El día pasó con la rutina de siempre. Fue el trabajo y visitó a su nuevo sobrinito… y de nuevo, la vuelta al hogar. Un hogar que se convertía en su mente en un tenebroso castillo románico de grotescos muros que no le permitían en escapar… Agazapándose en su lecho…Huyendo del sueño…
…Elías sentía el rechinar de sus apretados dientes, el calor del puñal en sus manos y la vida en un suspiro. La penumbra se hacía dueño y señor de la habitación en la que se hallaba. No la conocía, pero aún así algo en sus entrañas le hacía pensar que aquel sitio en el que estaba, lo conoció en otro tiempo. De pronto, su mirada se dirigió a la cama que allí se encontraba: un pequeño niño de no más de diez años, yacía en ella; dormía y su penetrante suspiro hacía retumbar las paredes. Elías se acercó, sigiloso, sabiendo que el silencio era un gran aliado ya que de lo contrario su escapatoria podría llegar imposible de realizar. Su cuerpo y corazón sentíanse poseídas por un inexplicable odio hacia aquel pequeño, un odio que le cegaba completamente. Debía matarle; eso es lo único que sabía. Nada más importaba… Levantó el cuchillo y asestó la puñalada. Primero al cuello, eliminando así sus cuerdas vocales. Después aquel cuerpecito quedó atestado de hemorragias y las manos de su sayón de sangre…mientras las puñaladas no cesaban…
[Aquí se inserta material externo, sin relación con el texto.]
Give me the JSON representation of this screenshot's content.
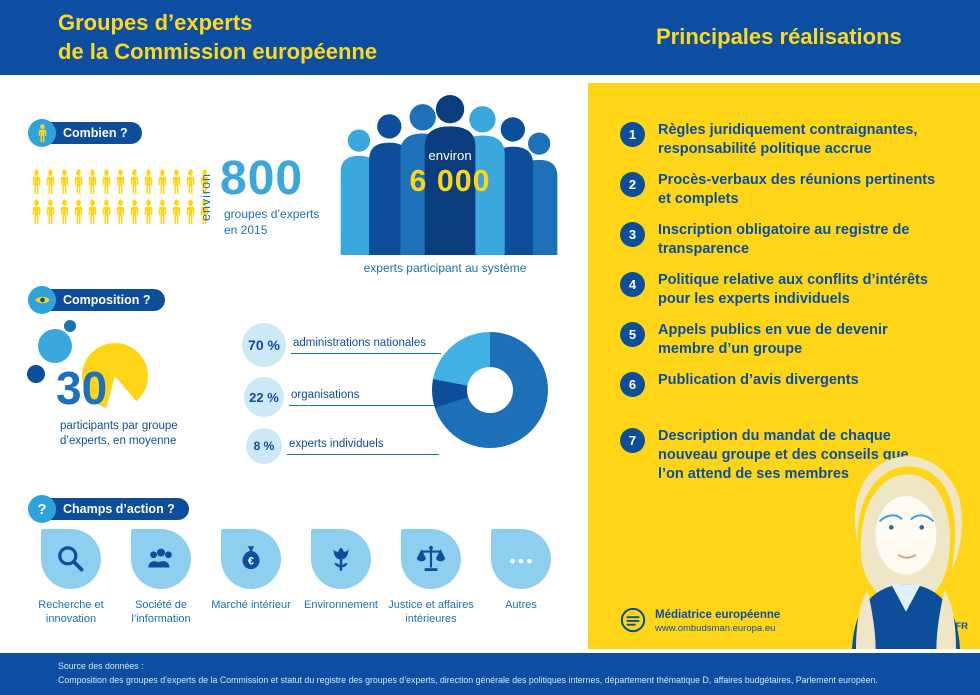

El niño yaciente sobre una colcha teñida de rojo, no se inmutó… Volvería a eliminar las huellas del crimen y… todo habría acabado.
La mañana se despertó bochornosa. El cuarto de Elías, extasiado por el pulcro orden que le caracterizaba, gritaba de palidez frente a su lecho…pues en éste reposaba él, calado de puñaladas. La sangre trotaba por las sábanas y sus manos… sus manos se manchaban de la sangre de su propia infancia.